En dehors de sa plastique, la force de Shenmue c'est son sens du récit. Il y a l'obéissance au dispositif narratif, mais aussi sa fragmentation matérialisée par les déambulations, le désoeuvrement auxquels le joueur peut librement se livrer. Qui n'a jamais passé des heures durant à jouer dans la salle d'arcade, glisser des pièces de monnaie dans la "tirette à 100 balles" dans le but de collectionner des figurines en plastique ou se surprendre à téléphoner plusieurs fois dans la même journée à Ine-san ? "Nous avions proposé des tonnes d'innovations jamais expérimentées ailleurs, s'honore Tak Hirai. Le chapitre le plus difficile à mettre en place avait été de donner le sentiment de pouvoir tout faire".
 
En effet, la proposition de Shenmue a fait école parmi les développeurs : "le succès de Gran Theft Auto tient pour beaucoup de Shenmue, même dans sa formulation 3D". Un concept était né, laissant tout de même une ardoise salée à Sega. Le jeu coûta la bagatelle de 70 millions de $, un budget que les jeux HD triple A atteignent avec peine.

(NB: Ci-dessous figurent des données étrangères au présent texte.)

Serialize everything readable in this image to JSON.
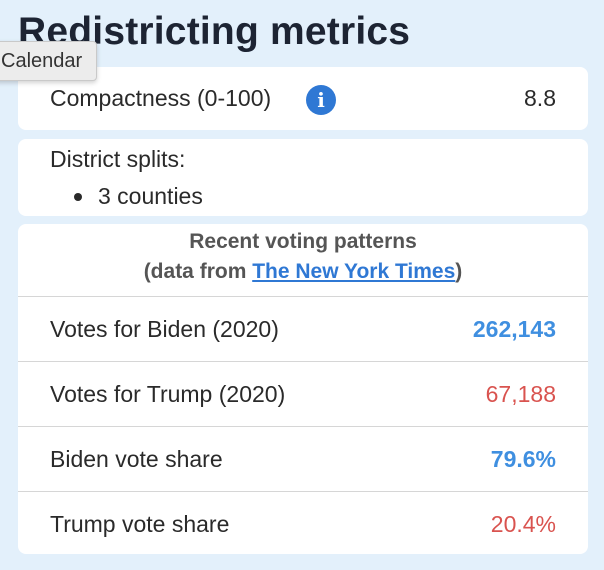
{
  "header": {
    "title": "Redistricting metrics"
  },
  "tooltip": {
    "text": "Calendar"
  },
  "compactness": {
    "label": "Compactness (0-100)",
    "info_icon": "info-icon",
    "value": "8.8"
  },
  "district_splits": {
    "label": "District splits:",
    "items": [
      "3 counties"
    ]
  },
  "voting": {
    "title": "Recent voting patterns",
    "source_prefix": "(data from ",
    "source_link": "The New York Times",
    "source_suffix": ")",
    "rows": [
      {
        "label": "Votes for Biden (2020)",
        "value": "262,143"
      },
      {
        "label": "Votes for Trump (2020)",
        "value": "67,188"
      },
      {
        "label": "Biden vote share",
        "value": "79.6%"
      },
      {
        "label": "Trump vote share",
        "value": "20.4%"
      }
    ]
  },
  "colors": {
    "background": "#e3f0fb",
    "democrat": "#3f8fe0",
    "republican": "#d9534f",
    "link": "#2f78d4"
  }
}
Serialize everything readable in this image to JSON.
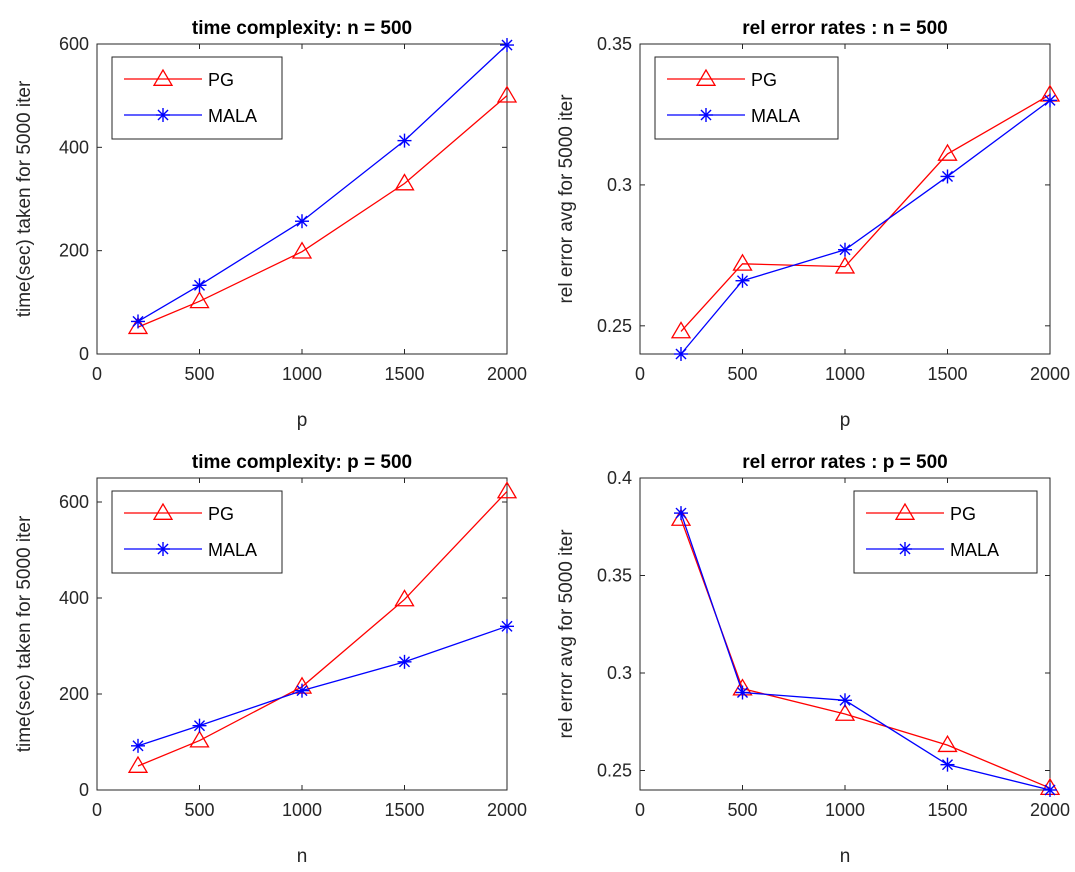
{
  "figure": {
    "background": "#ffffff"
  },
  "chart_data": [
    {
      "type": "line",
      "title": "time complexity: n = 500",
      "xlabel": "p",
      "ylabel": "time(sec) taken for 5000 iter",
      "xlim": [
        0,
        2000
      ],
      "ylim": [
        0,
        600
      ],
      "xticks": [
        0,
        500,
        1000,
        1500,
        2000
      ],
      "yticks": [
        0,
        200,
        400,
        600
      ],
      "x": [
        200,
        500,
        1000,
        1500,
        2000
      ],
      "grid": false,
      "legend": "top-left",
      "series": [
        {
          "name": "PG",
          "color": "#ff0000",
          "marker": "triangle",
          "values": [
            52,
            102,
            198,
            330,
            500
          ]
        },
        {
          "name": "MALA",
          "color": "#0000ff",
          "marker": "asterisk",
          "values": [
            63,
            133,
            257,
            413,
            598
          ]
        }
      ]
    },
    {
      "type": "line",
      "title": "rel error rates : n = 500",
      "xlabel": "p",
      "ylabel": "rel error avg for 5000 iter",
      "xlim": [
        0,
        2000
      ],
      "ylim": [
        0.24,
        0.35
      ],
      "xticks": [
        0,
        500,
        1000,
        1500,
        2000
      ],
      "yticks": [
        0.25,
        0.3,
        0.35
      ],
      "x": [
        200,
        500,
        1000,
        1500,
        2000
      ],
      "grid": false,
      "legend": "top-left",
      "series": [
        {
          "name": "PG",
          "color": "#ff0000",
          "marker": "triangle",
          "values": [
            0.248,
            0.272,
            0.271,
            0.311,
            0.332
          ]
        },
        {
          "name": "MALA",
          "color": "#0000ff",
          "marker": "asterisk",
          "values": [
            0.24,
            0.266,
            0.277,
            0.303,
            0.33
          ]
        }
      ]
    },
    {
      "type": "line",
      "title": "time complexity: p = 500",
      "xlabel": "n",
      "ylabel": "time(sec) taken for 5000 iter",
      "xlim": [
        0,
        2000
      ],
      "ylim": [
        0,
        650
      ],
      "xticks": [
        0,
        500,
        1000,
        1500,
        2000
      ],
      "yticks": [
        0,
        200,
        400,
        600
      ],
      "x": [
        200,
        500,
        1000,
        1500,
        2000
      ],
      "grid": false,
      "legend": "top-left",
      "series": [
        {
          "name": "PG",
          "color": "#ff0000",
          "marker": "triangle",
          "values": [
            50,
            103,
            215,
            397,
            622
          ]
        },
        {
          "name": "MALA",
          "color": "#0000ff",
          "marker": "asterisk",
          "values": [
            92,
            134,
            207,
            267,
            341
          ]
        }
      ]
    },
    {
      "type": "line",
      "title": "rel error rates : p = 500",
      "xlabel": "n",
      "ylabel": "rel error avg for 5000 iter",
      "xlim": [
        0,
        2000
      ],
      "ylim": [
        0.24,
        0.4
      ],
      "xticks": [
        0,
        500,
        1000,
        1500,
        2000
      ],
      "yticks": [
        0.25,
        0.3,
        0.35,
        0.4
      ],
      "x": [
        200,
        500,
        1000,
        1500,
        2000
      ],
      "grid": false,
      "legend": "top-right",
      "series": [
        {
          "name": "PG",
          "color": "#ff0000",
          "marker": "triangle",
          "values": [
            0.379,
            0.292,
            0.279,
            0.263,
            0.241
          ]
        },
        {
          "name": "MALA",
          "color": "#0000ff",
          "marker": "asterisk",
          "values": [
            0.382,
            0.29,
            0.286,
            0.253,
            0.24
          ]
        }
      ]
    }
  ]
}
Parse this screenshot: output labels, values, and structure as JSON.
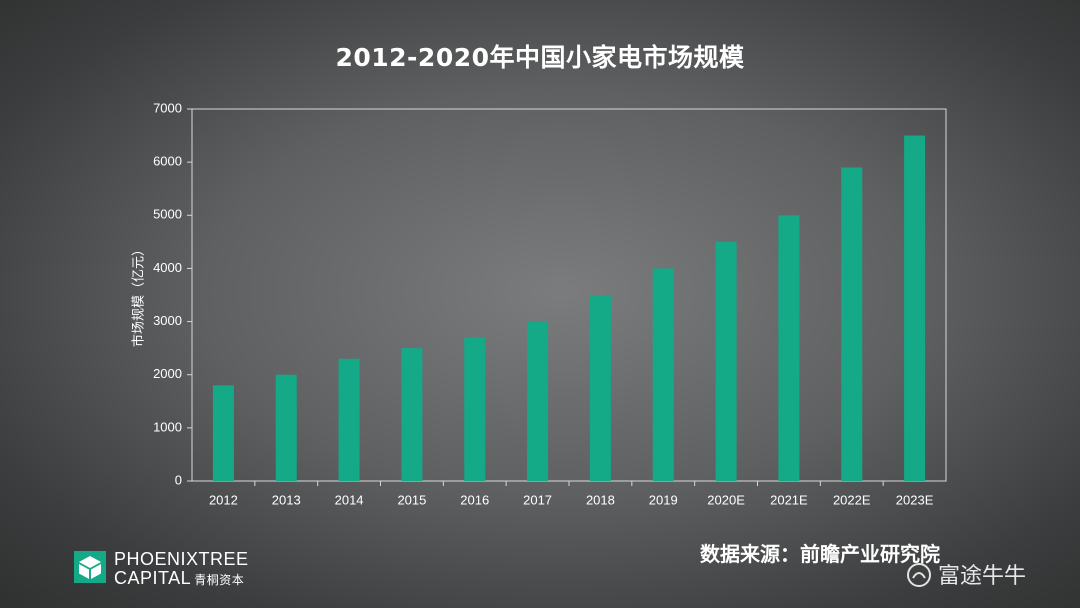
{
  "title": "2012-2020年中国小家电市场规模",
  "source": "数据来源：前瞻产业研究院",
  "logo": {
    "icon": "phoenixtree-logo-icon",
    "line1": "PHOENIXTREE",
    "line2": "CAPITAL",
    "line2_cn": "青桐资本"
  },
  "watermark": {
    "icon": "futu-logo-icon",
    "text": "富途牛牛"
  },
  "colors": {
    "bar": "#14a987",
    "axis": "#d8d8d8",
    "text": "#ffffff"
  },
  "chart_data": {
    "type": "bar",
    "categories": [
      "2012",
      "2013",
      "2014",
      "2015",
      "2016",
      "2017",
      "2018",
      "2019",
      "2020E",
      "2021E",
      "2022E",
      "2023E"
    ],
    "values": [
      1800,
      2000,
      2300,
      2500,
      2700,
      3000,
      3500,
      4000,
      4500,
      5000,
      5900,
      6500
    ],
    "title": "2012-2020年中国小家电市场规模",
    "xlabel": "",
    "ylabel": "市场规模（亿元）",
    "ylim": [
      0,
      7000
    ],
    "yticks": [
      "0",
      "1000",
      "2000",
      "3000",
      "4000",
      "5000",
      "6000",
      "7000"
    ],
    "grid": false,
    "legend": "none"
  }
}
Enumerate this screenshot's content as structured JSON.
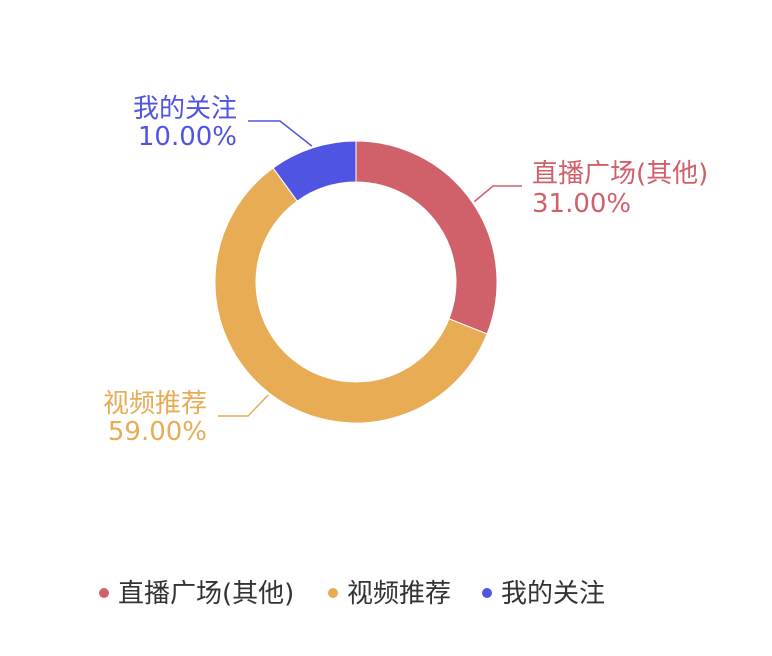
{
  "chart_data": {
    "type": "pie",
    "variant": "donut",
    "title": "",
    "categories": [
      "直播广场(其他)",
      "视频推荐",
      "我的关注"
    ],
    "values": [
      31.0,
      59.0,
      10.0
    ],
    "value_labels": [
      "31.00%",
      "59.00%",
      "10.00%"
    ],
    "colors": [
      "#d0606a",
      "#e8ac55",
      "#5054e2"
    ],
    "legend": {
      "position": "bottom-center",
      "entries": [
        "直播广场(其他)",
        "视频推荐",
        "我的关注"
      ]
    }
  }
}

D'après des analystes, le parc mondial de Dreamcast était insuffisant pour résorber le budget colossal de cette production atypique. Le million d'exemplaires écoulés était louable, toute proportion gardée.
 
 
Malgré l'instance des fans à travers le monde, Sega reste de marbre. Cette licence semble belle et bien enterrée : "à ma connaissance, il n'existe aucun projet pour un troisième épisode" avance Tak Hirai. La série Yakuza, émanation de Shenmue, a pris désormais le flambeau.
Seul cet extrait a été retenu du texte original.